Untuk mewujudkan cita-cita mulia tersebut memang bukan perkara mudah dan instan. Tentu butuh proses. Pemerintah dihadapkan pada berbagai kendala, di antaranya adalah ancaman perubahan iklim (change climate) yang terus menjadi momok menakutkan khususnya bagi sektor pertanian.

 

World Meteorological Organization (WMO) atau Badan Meteorologi Dunia menyebutkan bahwa perubahan iklim telah merubah pola iklim di Indonesia. Pola iklim El Nino diprediksi akan menjadi hantaman terbesar dalam peningkatan produksi pertanian di masa akan datang. Jika diamati dalam beberapa bulan terakhir, prediksi WMO tersebut hampir menjadi kenyataan. Salah satu bentuknya adalah kekeringan ekstrem yang terus melanda di beberapa provinsi di Indonesia termasuk di Aceh.

 

Badan Meteorologi Klimatologi dan Geofisika (BMKG) Provinsi Aceh mencatat suhu dalam tiga bulan terakhir di beberapa kabupaten/kota mencapai 36-37,9 oC. Menurut BMKG, suhu tersebut tertinggi dalam tujuh tahun terakhir. Di berbagai daerah hawa panas tersebut sangat terasa.

Di Indonesia, pola musim terbagi dua siklus yaitu musim kemarau dan hujan. Dalam beberapa tahun terakhir, dua siklus ini kerap kali ditandai dengan kondisi tidak normal. Misalnya kekeringan panjang dengan suhu di atas rata-rata yang disebut dengan El Nino dan Fenomena La Nina yang kondisinya menyebabkan curah hujan lebih tinggi dari kondisi biasa.

 

Beberapa dampak langsung akibat perubahan iklim tersebut adalah kekeringan ekstrem, pergeseran musim tanam, munculnya hama dan penyakit baru yang tak diduga. Curah hujan tinggi misalnya, bisa mengundang banyak hama yang merusak tanaman padi dan membuat kuantitas serta kualitas padi menurun. Perubahan iklim dapat mengganggu ketersediaan pangan, mengurangi akses terhadap pangan, dan memengaruhi kualitas pangan.

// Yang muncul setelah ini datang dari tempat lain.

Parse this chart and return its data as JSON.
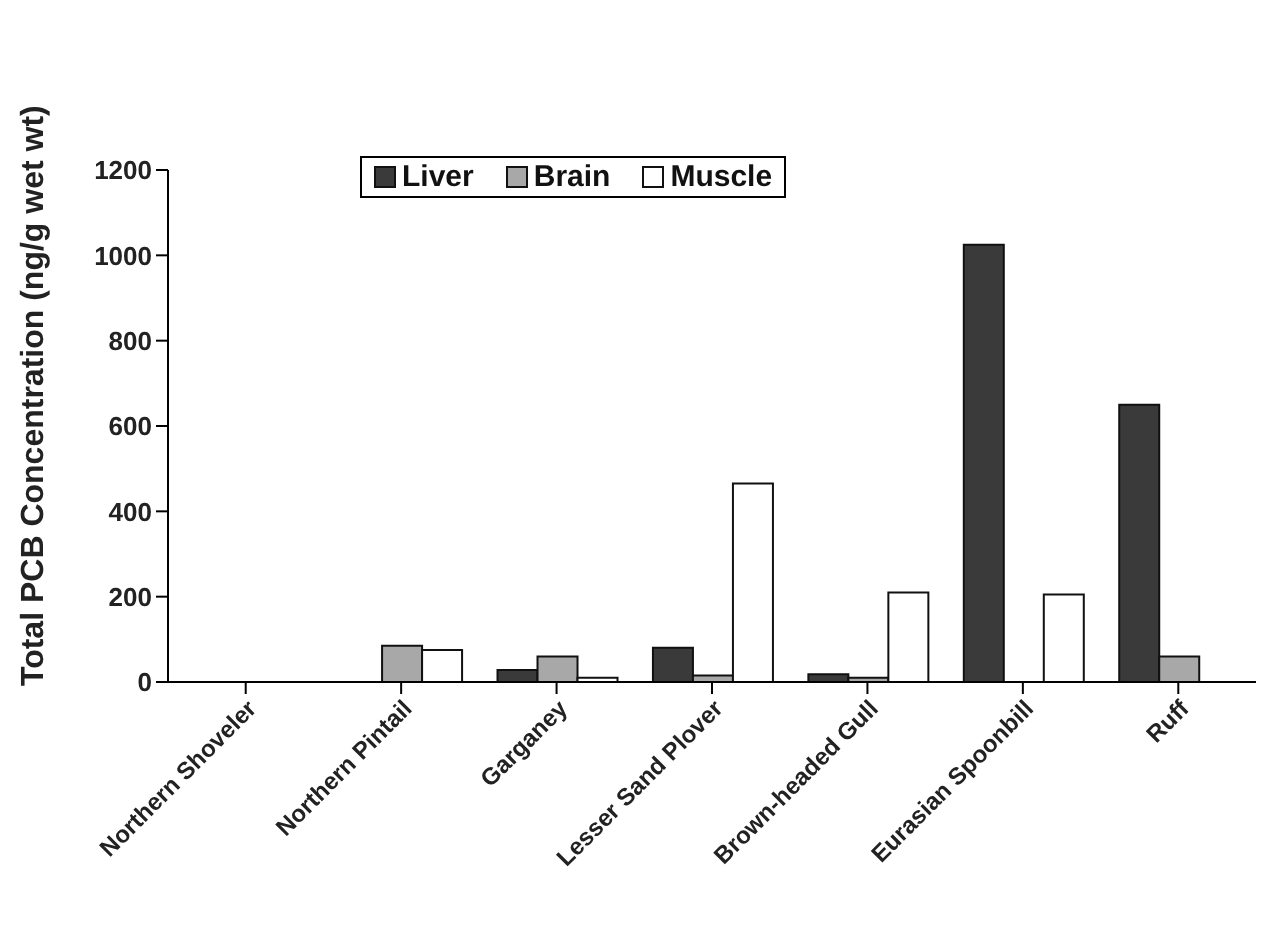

Oleh karenanya, upaya pemerintah untuk mewujudkan swasembada pangan benar-benar harus dikawal. Apa yang harus dilakukan untuk mengantisipasi ancaman El Nino itu? Tentu semua kita harus bergandengan tangan untuk melakukan mitigasi dan bahkan adaptasi terhadap perubahan iklim itu. Presiden Prabowo setidaknya memberikan sinyal penekanan pada dua aspek penting dalam mencapai swasembada pangan di era perubahan iklim ini. Pertama Intensifikasi dan kedua Ekstensifikasi.

 

Intensifikasi

 

 

Tantangan dari Presiden itu harus dicarikan solusi oleh Menteri Pertanian Andi Amran Sulaiman yang baru saja dilantik dalam Kabinet Merah Putih Prabowo Subianto-Gibran. Kebijakan Prabowo menunjukkan kembali Amran sebagai Mentan dinilai banyak pihak sebuah kebijakan politik yang sangat visioner karena program Amran pada periode Jokowi dapat dilanjutkan. Beberapa strategi intensifikasi yang dapat dijadikan sebagai acuan dalam mitigasi dan adaptasi perubahan iklim, pertama, teknologi dalam tata kelola usaha tani yang tepat.

 

Di antara tata kelola usaha tani yang dianjurkan itu adalah dalam pemilihan komoditas dan varietas yang tahan (tolerance) terhadap kekeringan. Badan Standardisasi Instrumen Pertanian (BSIP), Kementerian Pertanian telah banyak menghasilkan varietas-varietas tanaman terutama padi yang toleran kekeringan, tahan banjir dan juga padi yang cocok pada kondisi endemi hama dan penyakit tertentu.

 

Untuk lahan kering misalnya, ada varietas Inbrida Padi Gogo (Inpago). Varietas ini cukup bagus ditanam pada lahan tadah hujan dan kekeringan. Produksi hasil Inpago ini tidak jauh berbeda dengan Inbrida Padi Irigasi (Inpari) yang menjadi andalan petani pada lahan sawah irigasi. Inpari ini banyak pilihan dari Inpari 1 hingga 50 dengan spesifikasi dan kelebihan masing-masing. Demikian halnya pada kondisi lahan tergenang (banjir/rawa). Kementerian Pertanian melalui BSIP juga sudah menyiapkan beberapa varietas pilihan toleran genangan seperti Inbrida Padi Rawa (Inpara). Beberapa Inpara yang tersedia antara lain Inpara 1 hingga 12.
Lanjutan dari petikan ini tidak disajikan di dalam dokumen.